QuickTake:
Small businesses that rely on manufacturing and imports from China face impossible choices. Allison Straub, CEO of bike trailer manufacturer Burley, hopes the company can endure through this chapter.
For Allison Straub, president and CEO of Burley in Eugene, every day begins with uncertainty.
What will the Trump administration tariffs be on goods coming to the United States from China?
During the last two weeks, Straub watched the tariffs climb:
- March 28: 20%
- April 2: 54%
- April 8: 104%
- April 10: 145%
This happened even as reciprocal tariffs for all other countries were put on a 90-day pause April 9.
“You just can’t even keep up,” Straub said in an interview with Lookout Eugene-Springfield. “You can’t make decisions.”
Burley, a Eugene-based company that sells popular bike trailers, manufactures its product line almost exclusively in Ningbo, China, a port city on the East China Sea. (Burley also has manufacturing operations in Portugal and Taiwan, but those locations account for less than 10% of its products.)

The escalating United States-China trade war is paralyzing for small businesses like Burley.
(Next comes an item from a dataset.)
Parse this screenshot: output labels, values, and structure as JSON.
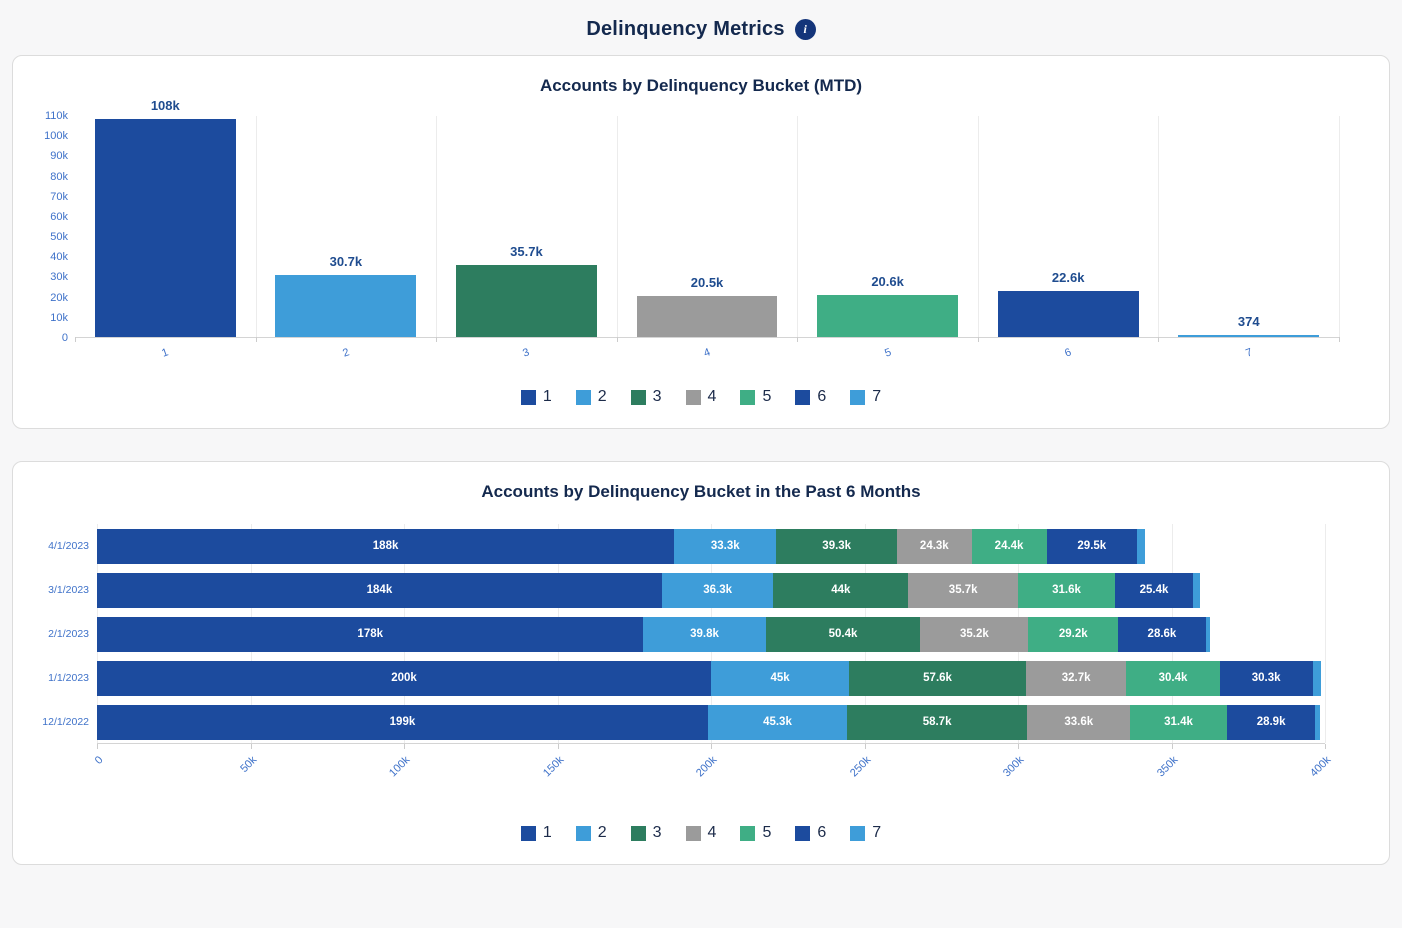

Straub and her team hope for negotiations, or that the administration might announce a pause or reduction in rates.
The current tariffs pose an existential threat to Burley and small businesses like it.
“At 145%, the decision is, do we even bring in product?” Straub said. Using round numbers, she said that for every $1 million in products they order from their Chinese supplier, they need to have roughly $1.5 million available to pay tariffs to U.S. Customs and Border Protection.
“For a lot of small and medium businesses, it’s a total cash flow nightmare,” she said.
Pricing requires precision

Burley’s bike seats and trailers — for children, pets and cargo — are visible with bikes all over Eugene and Springfield. The single-seat Burley Bee, the company’s original kid trailer, sells for $349.95. The Cub X, which handles more rugged terrain, is $1,049.95.
Raising retail prices is a difficult decision for Straub.
“At a certain point, you need to be able to maintain profitability in order to stay afloat,” she said. “If the price gets too high, consumers will seek alternatives, or they won’t buy it at all. So we have to be really mindful about increasing our prices. And as we increase prices, we know that our unit demand is going to decline. It’s not something that we take lightly.”
Burley, like many companies, sells through multiple channels: direct to consumer; to wholesalers, who sell to bike shops; to large retailers like REI and Dick’s Sporting Goods; and to international wholesalers who sell to international bike shops.
Pricing is complicated, even before tariffs. Deciding to increase prices, she said, “is something that we still haven’t moved on even today, because it’s a moving target.”
No good options
The choices are stark right now, for Burley and similar companies.
One possibility is to run out of product and have no sales. The second is to continue importing trailers and — depending on how much Burley executives increase retail prices — make little to no money or take a loss on the product.

“There’s no winning solution for businesses, for our retail partners, for consumers at this point,” Straub said.
Straub’s concerns stretch well beyond the business.
Tariffs are a morale killer for the staff of about 25 people in Eugene. She worries about her partners in China. She’s on the phone every evening with her contacts in Ningbo and the team Burley has worked with there for 18 years. They have families of their own to support.
“They have invested so heavily in quality and technology for us,” Straub said of her Chinese counterparts.
Moving the company supply chain elsewhere isn’t something that can happen on a dime.
The Burley brand is built on child safety. As many as 300 different materials go into some of the company’s products so it’s not as if the company can easily replicate that manufacturing process.
Burley’s leadership is projecting different scenarios and not giving up hope that the company, founded in 1978, can weather this storm.
But Straub knows some small business owners are abandoning products in China.
“They’re just closing up shop,” she said. “It’s really sad.”